Après des années de vie cabossée, Andy commence à développer des TOC – de vérification en l'occurrence −, qui lui ont pourri la vie mais dont il a appris à s'accommoder aujourd'hui.

Andy souffre de toc
Aujourd'hui, Andy dit avoir appris à vivre avec ses TOC. ©Jean Luc Flemal

Trois vis pour fixer la poignée de la porte du congélateur : un détail a priori anodin qui, pourtant, résume à lui seul le tout début du trouble dont Andy tente de se débarrasser depuis une dizaine d'années.

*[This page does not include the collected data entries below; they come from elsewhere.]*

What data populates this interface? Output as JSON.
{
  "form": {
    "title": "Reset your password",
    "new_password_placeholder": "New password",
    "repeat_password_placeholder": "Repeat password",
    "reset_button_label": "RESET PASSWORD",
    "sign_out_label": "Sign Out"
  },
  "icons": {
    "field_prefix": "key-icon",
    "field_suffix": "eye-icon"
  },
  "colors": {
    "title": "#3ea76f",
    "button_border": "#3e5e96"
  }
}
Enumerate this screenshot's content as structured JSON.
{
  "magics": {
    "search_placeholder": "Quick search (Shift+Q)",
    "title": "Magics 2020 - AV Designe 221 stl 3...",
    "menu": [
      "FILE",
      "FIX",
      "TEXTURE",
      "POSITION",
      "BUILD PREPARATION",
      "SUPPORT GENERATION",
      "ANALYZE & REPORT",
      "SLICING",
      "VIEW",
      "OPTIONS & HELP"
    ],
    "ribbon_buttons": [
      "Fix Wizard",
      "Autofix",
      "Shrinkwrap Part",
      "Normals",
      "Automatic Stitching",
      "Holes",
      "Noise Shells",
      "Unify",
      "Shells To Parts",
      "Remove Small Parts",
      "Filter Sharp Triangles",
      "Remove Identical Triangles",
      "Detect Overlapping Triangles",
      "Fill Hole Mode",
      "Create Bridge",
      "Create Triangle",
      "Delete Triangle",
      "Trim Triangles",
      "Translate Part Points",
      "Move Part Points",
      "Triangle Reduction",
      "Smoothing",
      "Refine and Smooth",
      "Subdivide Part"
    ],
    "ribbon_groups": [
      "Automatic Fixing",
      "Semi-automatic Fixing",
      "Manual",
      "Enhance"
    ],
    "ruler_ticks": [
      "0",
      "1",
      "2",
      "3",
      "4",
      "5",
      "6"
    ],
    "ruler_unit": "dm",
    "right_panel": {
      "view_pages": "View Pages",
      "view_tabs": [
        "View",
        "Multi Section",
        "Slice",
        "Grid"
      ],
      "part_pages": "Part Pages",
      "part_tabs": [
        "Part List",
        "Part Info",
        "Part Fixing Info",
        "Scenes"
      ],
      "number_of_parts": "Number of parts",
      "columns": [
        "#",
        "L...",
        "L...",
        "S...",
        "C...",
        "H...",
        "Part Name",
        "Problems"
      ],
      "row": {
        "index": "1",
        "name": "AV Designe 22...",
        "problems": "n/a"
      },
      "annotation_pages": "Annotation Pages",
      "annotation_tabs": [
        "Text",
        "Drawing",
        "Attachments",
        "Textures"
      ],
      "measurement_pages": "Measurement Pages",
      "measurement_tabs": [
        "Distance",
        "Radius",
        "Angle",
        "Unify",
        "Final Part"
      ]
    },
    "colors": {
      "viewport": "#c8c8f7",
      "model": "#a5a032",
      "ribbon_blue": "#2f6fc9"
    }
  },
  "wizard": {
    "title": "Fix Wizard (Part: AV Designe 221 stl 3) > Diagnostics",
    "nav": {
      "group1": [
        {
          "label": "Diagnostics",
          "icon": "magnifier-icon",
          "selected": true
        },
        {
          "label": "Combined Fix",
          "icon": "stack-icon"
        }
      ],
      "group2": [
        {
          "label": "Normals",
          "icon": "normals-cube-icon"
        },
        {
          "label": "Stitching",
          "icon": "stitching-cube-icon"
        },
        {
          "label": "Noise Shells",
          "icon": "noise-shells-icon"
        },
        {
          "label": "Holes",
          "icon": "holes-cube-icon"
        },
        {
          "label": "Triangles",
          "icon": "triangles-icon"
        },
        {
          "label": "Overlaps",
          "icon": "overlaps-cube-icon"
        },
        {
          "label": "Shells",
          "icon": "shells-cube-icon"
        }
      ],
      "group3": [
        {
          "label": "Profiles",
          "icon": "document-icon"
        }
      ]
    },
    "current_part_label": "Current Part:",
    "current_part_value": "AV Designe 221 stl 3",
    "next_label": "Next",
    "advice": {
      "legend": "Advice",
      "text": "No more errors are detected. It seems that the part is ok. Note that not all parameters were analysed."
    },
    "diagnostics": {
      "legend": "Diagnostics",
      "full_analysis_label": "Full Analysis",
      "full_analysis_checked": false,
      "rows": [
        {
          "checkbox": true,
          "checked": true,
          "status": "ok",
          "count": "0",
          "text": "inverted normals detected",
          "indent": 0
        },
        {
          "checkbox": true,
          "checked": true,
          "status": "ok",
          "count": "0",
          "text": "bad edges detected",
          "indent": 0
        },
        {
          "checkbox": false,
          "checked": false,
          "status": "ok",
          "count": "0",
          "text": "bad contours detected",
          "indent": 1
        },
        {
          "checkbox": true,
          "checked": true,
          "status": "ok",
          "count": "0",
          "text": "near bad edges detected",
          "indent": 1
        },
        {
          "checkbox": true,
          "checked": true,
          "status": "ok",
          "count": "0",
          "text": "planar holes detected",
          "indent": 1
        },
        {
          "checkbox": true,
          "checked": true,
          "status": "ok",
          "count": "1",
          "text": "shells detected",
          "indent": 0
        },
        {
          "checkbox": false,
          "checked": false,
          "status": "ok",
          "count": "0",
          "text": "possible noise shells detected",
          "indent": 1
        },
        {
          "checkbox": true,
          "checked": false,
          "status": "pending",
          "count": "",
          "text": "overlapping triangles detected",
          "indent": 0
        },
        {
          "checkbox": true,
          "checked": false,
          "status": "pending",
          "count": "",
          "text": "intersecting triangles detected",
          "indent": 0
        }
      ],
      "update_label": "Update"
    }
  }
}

Dans son studio bien encombré, perché sur les hauteurs de Grivegnée, en région liégeoise, le quadra d'allure athlétique paraît quelque peu nerveux. "Tout arrive en même temps", s'excuse-t-il après avoir raccroché son mobile qui avait sonné quelques minutes auparavant. Il s'agite, manifestant une évidente envie de bien faire : "J'ai fait brûler de l'encens, pour que ça ne sente pas la cigarette". On essaie de le mettre à l'aise au moment d'entamer son histoire que l'on sait "cabossée" et il répond du tac au tac : "De toute façon, j'ai assez peu de choses à cacher… Parce qu'il faut savoir que j'ai un vécu assez dense et… comment dire, peu académique".